10. Lacuna

133 25 12
                                    

Bagian Sepuluh: Lacuna

Lakuna

_______

"Jeon, ponselmu berdering."

Suara Hoseok menghentikan lamunan Jungkook siang itu. Sejurus kemudian, tangannya meraih ponsel yang tergeletak di atas meja. Nama 'Han Jiyeon' tertera di layar, tapi tak lantas membangkitkan minat Jungkook untuk menggeser tombol hijau. Alih-alih, dia meletakkan ponselnya lagi sampai akhirnya berhenti berdering dan layarnya kembali mati.

Hoseok melirik pemuda itu. Belakangan ini Jungkook memang terlihat sedang banyak pikiran. Sayangnya Jungkook tak pernah mau bercerita padanya. Pertemanan mereka jadi agak renggang setelah Namjoon jarang berkumpul bersama. Kalau ada Jungkook, Namjoon tak datang. Pun sebaliknya. Hoseok sebagai pihak yang tak tahu apa pun berusaha netral. Tapi bukan berarti dia tak mencoba mengulik masalah teman-temannya itu, hanya saja keduanya tak memberi kesempatan padanya untuk tahu.

Tanyakan saja pada Namjoon hyung. Jawaban yang ia dapat kalau bertanya pada Jungkook.

Bocah itu salah paham pada ucapanku, kata Namjoon. Tapi tak pernah mau menjelaskan lebih jauh salah paham yang dimaksud.

Hoseok bukanlah Namjoon yang bisa memahami Jungkook. Pemuda yang usianya tiga tahun lebih muda darinya itu bukanlah pribadi yang mampu ia selami meskipun mereka sudah cukup lama saling mengenal. Jungkook terlalu pandai menyembunyikan diri, sangat berbanding terbalik dengan Hoseok yang mengekspresikan segalanya secara nyata dan terang-terangan.

Dari arah belakang Jungkook, beberapa dokter memasuki food court dan Hoseok melihat Namjoon sebagai salah satunya. Ia sedang mengobrol dengan seorang dokter wanita yang Hoseok kenali sebagai dokter anak yang sering Namjoon ceritakan padanya.

"Kim Namjoon!" Refleks Hoseok memanggil Namjoon dan melambaikan tangan. "Kemari!"

Dokter wanita yang bersama dengan Namjoon memesan makanan, sedangkan Namjoon berjalan mendekati Hoseok. Namjoon nampak terkejut saat melihat Jungkook. Sesaat, ia ingin memutar badan dan menjauh, tapi hal itu sudah sering ia lakukan. Melarikan diri dari Jungkook dan menghindarinya seperti seorang pengecut, padahal Namjoon yakin dirinya tak bersalah.

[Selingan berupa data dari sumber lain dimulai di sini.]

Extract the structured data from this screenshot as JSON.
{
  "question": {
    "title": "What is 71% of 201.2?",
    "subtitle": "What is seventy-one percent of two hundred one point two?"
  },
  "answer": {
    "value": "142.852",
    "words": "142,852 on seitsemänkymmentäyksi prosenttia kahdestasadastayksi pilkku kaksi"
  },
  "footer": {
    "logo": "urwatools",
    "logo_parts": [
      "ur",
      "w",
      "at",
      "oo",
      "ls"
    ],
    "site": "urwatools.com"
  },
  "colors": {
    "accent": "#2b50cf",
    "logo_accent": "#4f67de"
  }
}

"Berkencan, huh?" goda Hoseok. "Dia cantik, Joon."

"Diam!"

Namjoon mendudukkan diri di kursi dekat Hoseok saat layar ponsel Jungkook menyala lagi.

"Tidak mau mencoba mengeceknya?" Hoseok membuka suara. "Barangkali ada sesuatu yang penting sampai orang itu menghubungimu terus."

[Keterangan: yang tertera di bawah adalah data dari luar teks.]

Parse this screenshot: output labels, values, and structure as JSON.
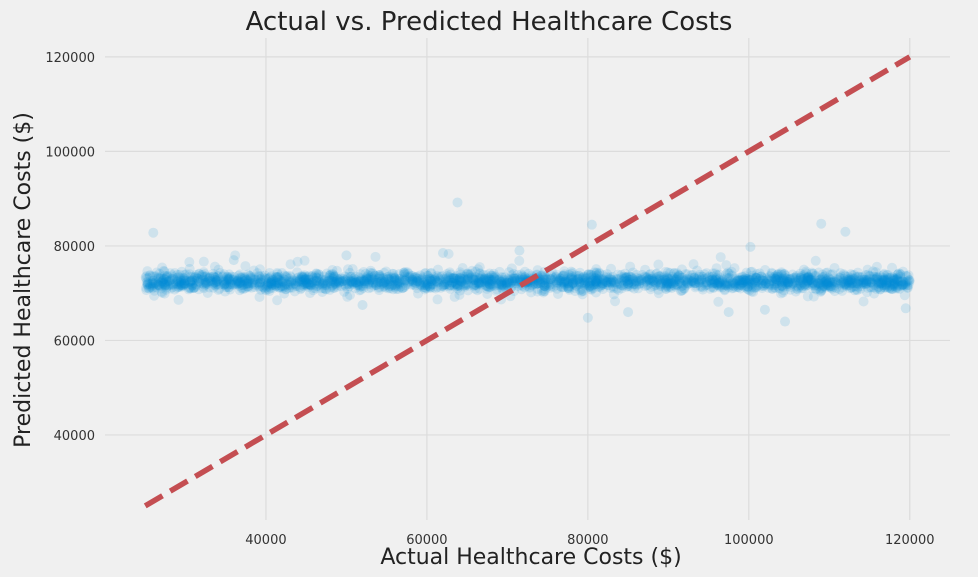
{
  "chart_data": {
    "type": "scatter",
    "title": "Actual vs. Predicted Healthcare Costs",
    "xlabel": "Actual Healthcare Costs ($)",
    "ylabel": "Predicted Healthcare Costs ($)",
    "xlim": [
      20000,
      125000
    ],
    "ylim": [
      22000,
      124000
    ],
    "xticks": [
      40000,
      60000,
      80000,
      100000,
      120000
    ],
    "yticks": [
      40000,
      60000,
      80000,
      100000,
      120000
    ],
    "xtick_labels": [
      "40000",
      "60000",
      "80000",
      "100000",
      "120000"
    ],
    "ytick_labels": [
      "40000",
      "60000",
      "80000",
      "100000",
      "120000"
    ],
    "grid": true,
    "point_color": "#008fd5",
    "point_opacity": 0.12,
    "reference_line": {
      "style": "dashed",
      "color": "#c44e52",
      "from": [
        25000,
        25000
      ],
      "to": [
        120000,
        120000
      ]
    },
    "cluster": {
      "x_range": [
        25000,
        120000
      ],
      "y_center": 72500,
      "y_spread": 1800
    },
    "outliers": [
      {
        "x": 26000,
        "y": 82800
      },
      {
        "x": 36000,
        "y": 77000
      },
      {
        "x": 50000,
        "y": 78000
      },
      {
        "x": 52000,
        "y": 67500
      },
      {
        "x": 62000,
        "y": 78500
      },
      {
        "x": 63800,
        "y": 89200
      },
      {
        "x": 71500,
        "y": 79000
      },
      {
        "x": 80000,
        "y": 64800
      },
      {
        "x": 80500,
        "y": 84500
      },
      {
        "x": 85000,
        "y": 66000
      },
      {
        "x": 97500,
        "y": 66000
      },
      {
        "x": 100200,
        "y": 79800
      },
      {
        "x": 102000,
        "y": 66500
      },
      {
        "x": 104500,
        "y": 64000
      },
      {
        "x": 109000,
        "y": 84700
      },
      {
        "x": 112000,
        "y": 83000
      },
      {
        "x": 119500,
        "y": 66800
      }
    ]
  }
}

Jungkook menggeleng. Ia kemudian meraih ponselnya dan memasukkannya ke dalam saku jas. "Tidak, hyung. Aku hanya perlu menghindarinya."

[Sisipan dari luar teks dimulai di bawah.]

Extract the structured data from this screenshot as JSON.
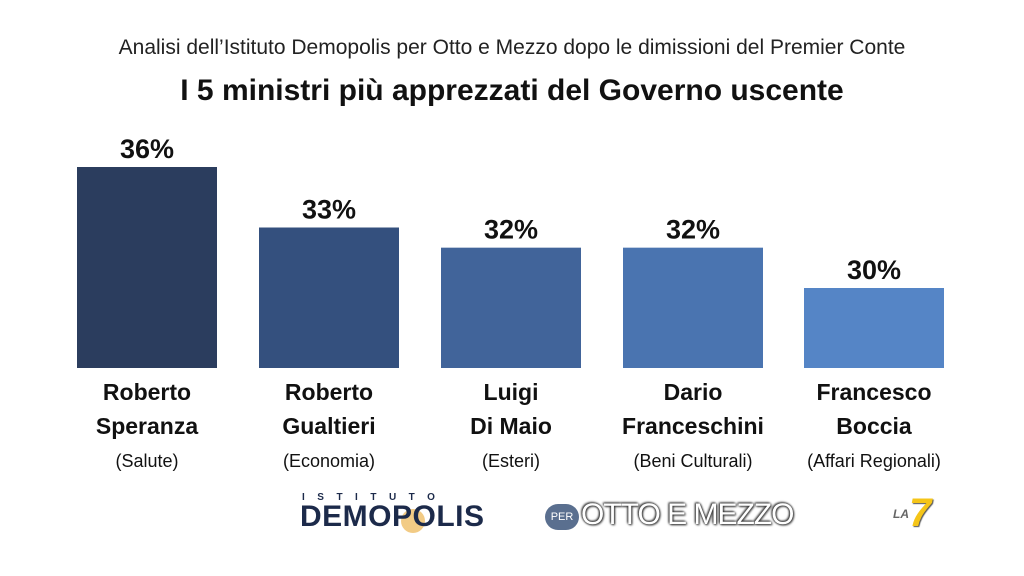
{
  "header": {
    "subtitle": "Analisi dell’Istituto Demopolis per Otto e Mezzo dopo le dimissioni del Premier Conte",
    "title": "I 5 ministri più apprezzati del Governo uscente"
  },
  "chart_data": {
    "type": "bar",
    "title": "I 5 ministri più apprezzati del Governo uscente",
    "categories": [
      {
        "name_line1": "Roberto",
        "name_line2": "Speranza",
        "role": "(Salute)"
      },
      {
        "name_line1": "Roberto",
        "name_line2": "Gualtieri",
        "role": "(Economia)"
      },
      {
        "name_line1": "Luigi",
        "name_line2": "Di Maio",
        "role": "(Esteri)"
      },
      {
        "name_line1": "Dario",
        "name_line2": "Franceschini",
        "role": "(Beni Culturali)"
      },
      {
        "name_line1": "Francesco",
        "name_line2": "Boccia",
        "role": "(Affari Regionali)"
      }
    ],
    "values": [
      36,
      33,
      32,
      32,
      30
    ],
    "value_labels": [
      "36%",
      "33%",
      "32%",
      "32%",
      "30%"
    ],
    "colors": [
      "#2b3d5e",
      "#34507e",
      "#41649a",
      "#4a74b0",
      "#5585c6"
    ],
    "grid": false,
    "legend": "none"
  },
  "footer": {
    "demopolis_small": "ISTITUTO",
    "demopolis_big": "DEMOPOLIS",
    "per": "PER",
    "otto": "OTTO E MEZZO",
    "la": "LA",
    "seven": "7"
  }
}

"Kang Yerim lagi?" Namjoon memberanikan diri untuk bertanya. Ini adalah kesempatannya untuk meluruskan kesalahpahaman antara dirinya dan Jungkook yang sudah dibiarkan berlarut-larut terlalu lama.

"Bukan dia. Aku tidak bertemu dengannya dua minggu ini."

Jungkook tidak bohong. Yerim memang tak datang ke rumah sakit meski ia sudah menentukan jadwal konsultasi dan mengirimkannya lewat pesan. Dia juga yakin Yerim sudah membacanya.

Malam itu di café, setelah menerima telepon, Yerim menarik Taehyung agar berdiri dan pamit pulang. Yerim terlihat buru-buru tapi Jungkook tak sempat bertanya. Karena jangankan untuk memulai percakapan, hanya dengan melihat wajah Yerim saja perasaan bersalah menghantamnya dengan kuat. Jungkook tidak bisa melakukan apa pun, takut menyakiti, takut melukai.